As the weight *w* given to the cost of word size increases, the optimal alphabet size increases as well. A wide range of weights corresponds to a narrower range of alphabet sizes.

This plot could be misleading. The graph is not showing the cost associated with various alphabet sizes but rather the optimal alphabet size for a given word size cost. The weight *w* is fixed in any particular application.

An alphabet of size 10 is optimal for a word length cost weight *w* of about 50. Using *w* = 50, the following plot shows how alphabet size cost and word size costs compare. A large increase in alphabet size cost only buys a small decrease in word size cost.

**Related post**: The base with the largest decibel

A long time ago I saw a similar cost function used to “prove” that ternary is the “best” base. Instead of using an additive cost (which favors larger bases as the expected size of the numbers you have to represent increases), they simply defined the cost as alphabet size multplied by word size. This leads to minimizing a / ln a, which has a minimum at e, and among the integers (since base e is a bit impractical) it has a minimum at 3.
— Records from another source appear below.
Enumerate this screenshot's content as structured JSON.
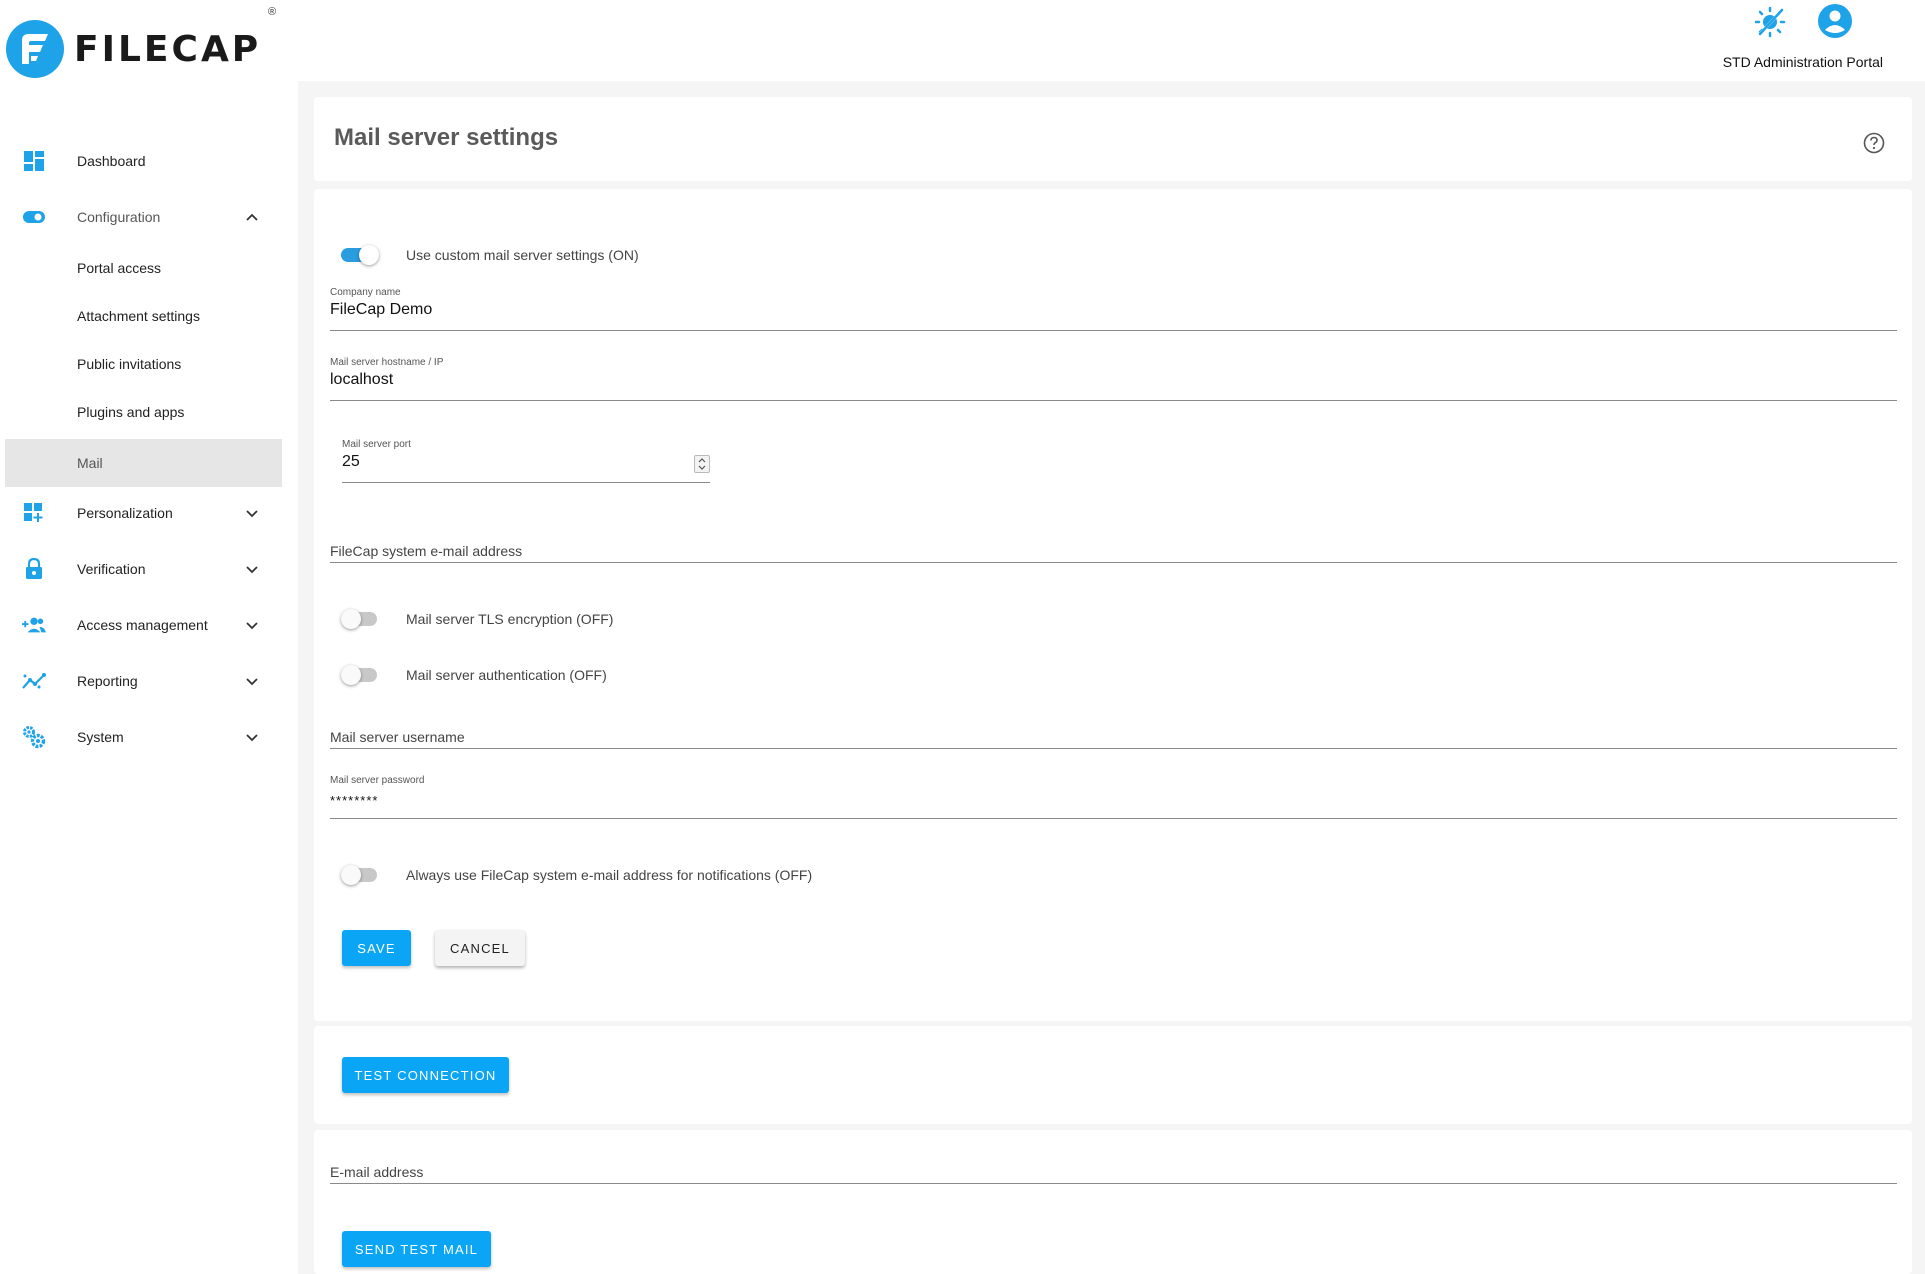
{
  "brand": {
    "name": "FILECAP",
    "registered": "®",
    "accent_color": "#0aa6f5",
    "logo_color": "#1ea2e8"
  },
  "header": {
    "portal_label": "STD Administration Portal",
    "theme_icon": "theme-toggle-icon",
    "user_icon": "account-circle-icon"
  },
  "sidebar": {
    "items": [
      {
        "label": "Dashboard",
        "icon": "dashboard-icon"
      },
      {
        "label": "Configuration",
        "icon": "toggle-icon",
        "expanded": true
      },
      {
        "label": "Personalization",
        "icon": "widgets-add-icon"
      },
      {
        "label": "Verification",
        "icon": "lock-icon"
      },
      {
        "label": "Access management",
        "icon": "people-add-icon"
      },
      {
        "label": "Reporting",
        "icon": "trending-icon"
      },
      {
        "label": "System",
        "icon": "settings-gears-icon"
      }
    ],
    "config_subitems": [
      {
        "label": "Portal access"
      },
      {
        "label": "Attachment settings"
      },
      {
        "label": "Public invitations"
      },
      {
        "label": "Plugins and apps"
      },
      {
        "label": "Mail",
        "active": true
      }
    ]
  },
  "page": {
    "title": "Mail server settings",
    "help_icon": "help-circle-icon"
  },
  "form": {
    "custom_settings_toggle": {
      "label": "Use custom mail server settings (ON)",
      "on": true
    },
    "company_name": {
      "label": "Company name",
      "value": "FileCap Demo"
    },
    "hostname": {
      "label": "Mail server hostname / IP",
      "value": "localhost"
    },
    "port": {
      "label": "Mail server port",
      "value": "25"
    },
    "system_email": {
      "placeholder": "FileCap system e-mail address"
    },
    "tls_toggle": {
      "label": "Mail server TLS encryption (OFF)",
      "on": false
    },
    "auth_toggle": {
      "label": "Mail server authentication (OFF)",
      "on": false
    },
    "username": {
      "placeholder": "Mail server username"
    },
    "password": {
      "label": "Mail server password",
      "value": "********"
    },
    "always_system_toggle": {
      "label": "Always use FileCap system e-mail address for notifications (OFF)",
      "on": false
    },
    "save_label": "SAVE",
    "cancel_label": "CANCEL"
  },
  "test": {
    "test_connection_label": "TEST CONNECTION",
    "email_placeholder": "E-mail address",
    "send_test_label": "SEND TEST MAIL"
  }
}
Now in reality this line of argument is pretty weak. Choosing from among “a” symbols doesn’t require “a” units of work for each symbol you encounter. In fact, it’d be more reasonable to say that it’s log a, in which case we come to one of two conclusions:

1. That all bases are fundamentally equal, because it’s the same information no matter what you do, or

2. That binary is the best, because we need to use a whole number of symbols to represent each number, and binary minimizes the “chunking loss” by having the least information per symbol. Plus it has obvious practical advantages in electronic computing.

The modern Rotokas alphabet has only 12 letters. I believe it’s the only alphabet that is a subset of US-ASCII.